I will die if light touches me.
he put his p in my v, then his p in my a, and then tried to put the p in my m? first, double dipping is rude. second, i'm glad he finished shortly after that, i'm afraid of where he'd try to stick it next. my ear?
what part of “beer fountain” do you not understand
I'm drunk at the doctor. It's not that fun. Overrated in fact.
we boned then he told me that he had a thing for my gay roommate. worst night ever
mom brought her knitting needles with her. its bad enough to be in the ER on new years, but to be with the knitting parent!?
My head. My head is the problem. Also alcoholism.
my hip hurts so fuckin bad. and I just found a half eaten burrito in my nightstand drawer.
I like it when Amish boys stare at my boobs, even tho I can't tell if it's in appreciation or disgust. Rumspringa, mothafuckers.
He just walked up to me in the kitchen, pulled out his penis and stuck it in my sweatpants pocket.

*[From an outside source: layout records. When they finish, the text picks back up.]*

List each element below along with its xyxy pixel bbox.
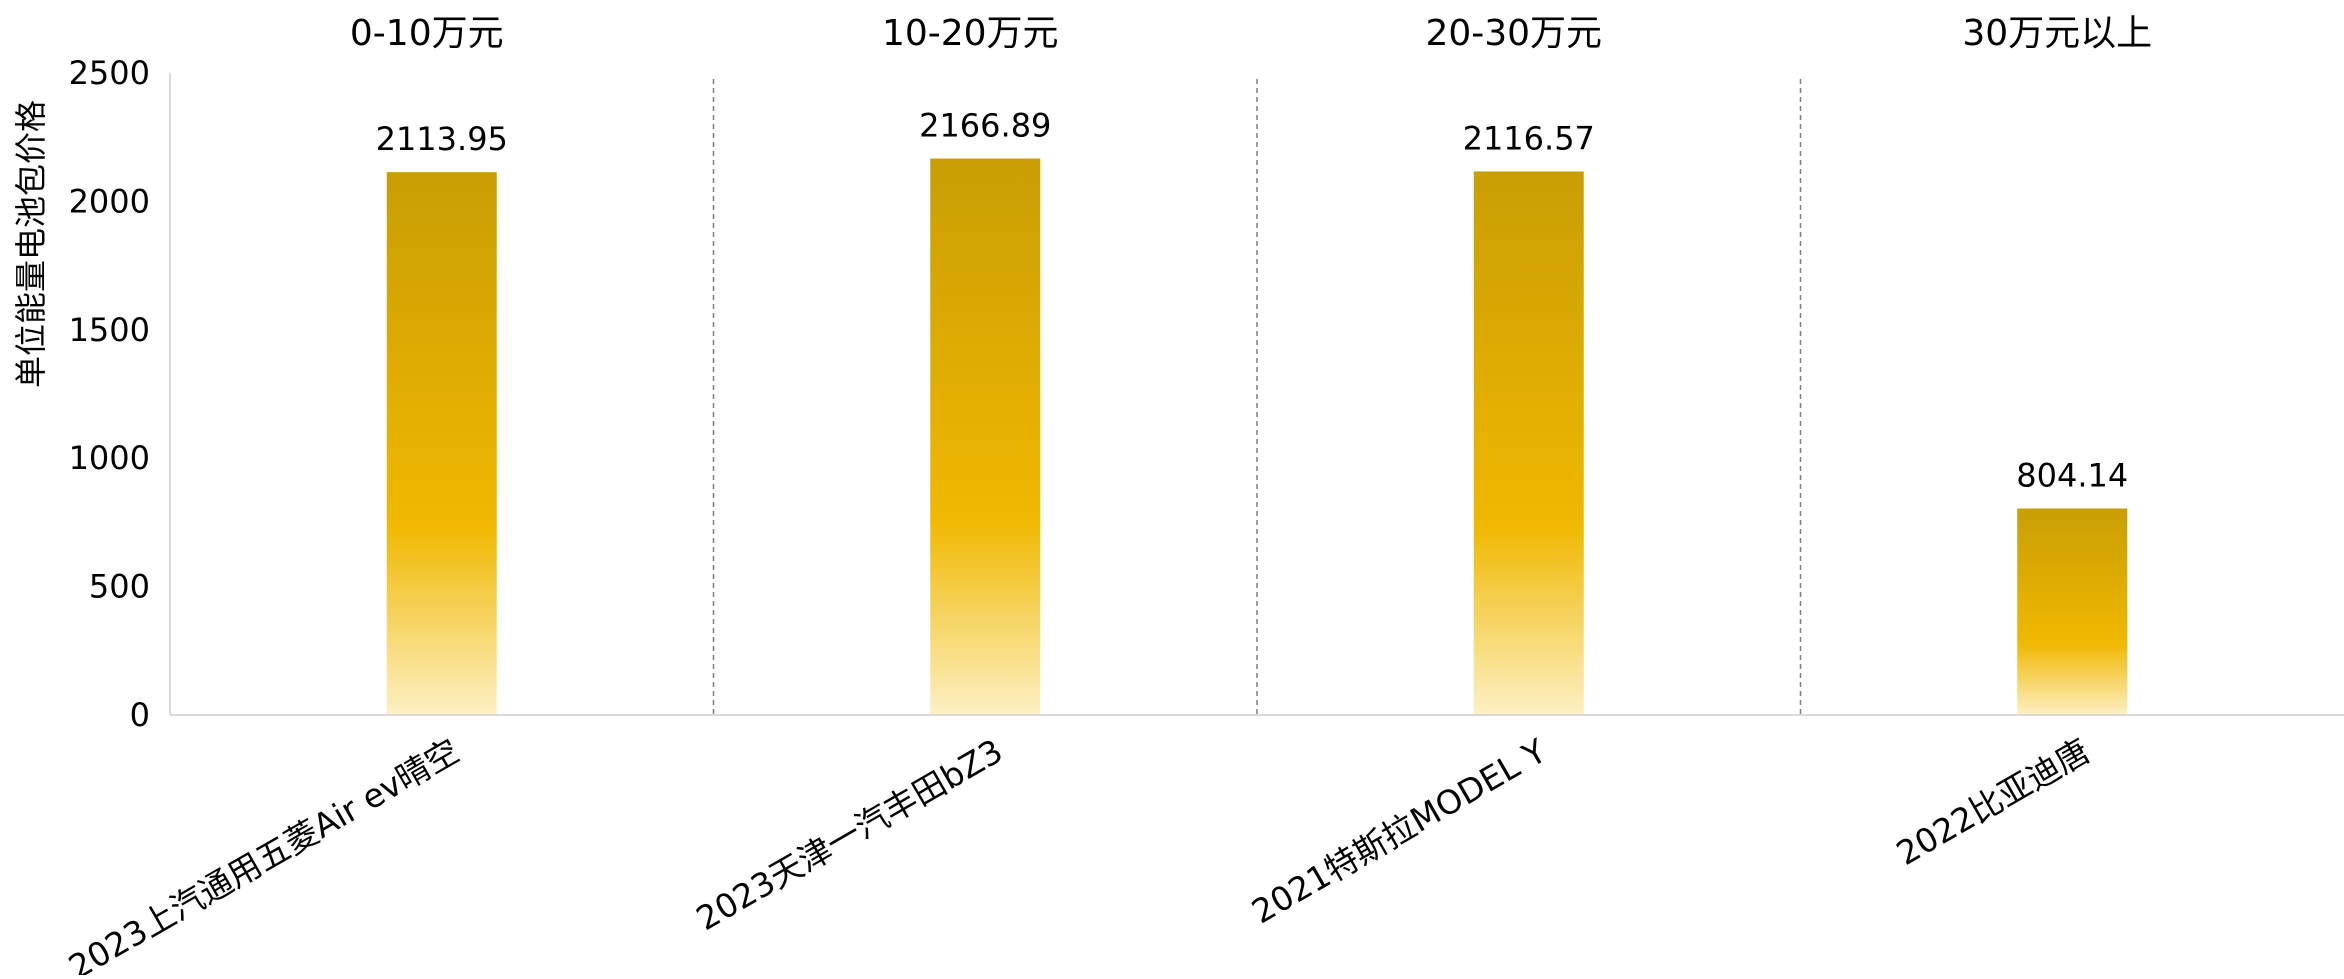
bar (386, 172, 497, 715)
y-tick-label: 1500 (69, 311, 150, 349)
x-tick-label: 2023上汽通用五菱Air ev晴空 (62, 731, 466, 975)
group-header: 20-30万元 (1425, 13, 1602, 54)
axes (169, 73, 2344, 716)
data-label: 2113.95 (376, 120, 508, 158)
y-tick-label: 2000 (69, 182, 150, 220)
y-axis-title: 单位能量电池包价格 (12, 100, 50, 388)
data-label: 2116.57 (1463, 119, 1595, 157)
chart-labels: 0 500 1000 1500 2000 2500 单位能量电池包价格 2113.95 0-10… (12, 13, 2152, 979)
bar (930, 158, 1041, 715)
bar (1473, 171, 1584, 715)
data-label: 2166.89 (919, 107, 1051, 145)
group-header: 0-10万元 (350, 13, 504, 54)
x-tick-label: 2023天津一汽丰田bZ3 (690, 731, 1010, 938)
group-separators (712, 79, 1802, 715)
y-tick-label: 1000 (69, 439, 150, 477)
bar (2017, 508, 2128, 715)
group-header: 10-20万元 (882, 13, 1059, 54)
group-header: 30万元以上 (1962, 13, 2152, 54)
y-tick-label: 2500 (69, 54, 150, 92)
bars (386, 158, 2128, 715)
x-tick-label: 2022比亚迪唐 (1890, 731, 2097, 873)
y-tick-label: 0 (130, 696, 150, 734)
data-label: 804.14 (2016, 456, 2128, 494)
x-tick-label: 2021特斯拉MODEL Y (1245, 731, 1553, 932)
y-tick-label: 500 (89, 568, 150, 606)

It was probably cold. Sweatpants pockets are notoriously warm.
After a little too much, I decided public urination was a constitutional right.. Nearly got deported for that one
Bianca brought a stripper home he's making me breakfast
He sent me a blank text message. That's a booty call waiting to happen
i came home after a long day at work and she dropped a plate of cheesecake and a bottle of whiskey in front of me and said here's dinner
These freshmen are fun! The redhead wants to practice her blowjob skills with me and let me rate different moves!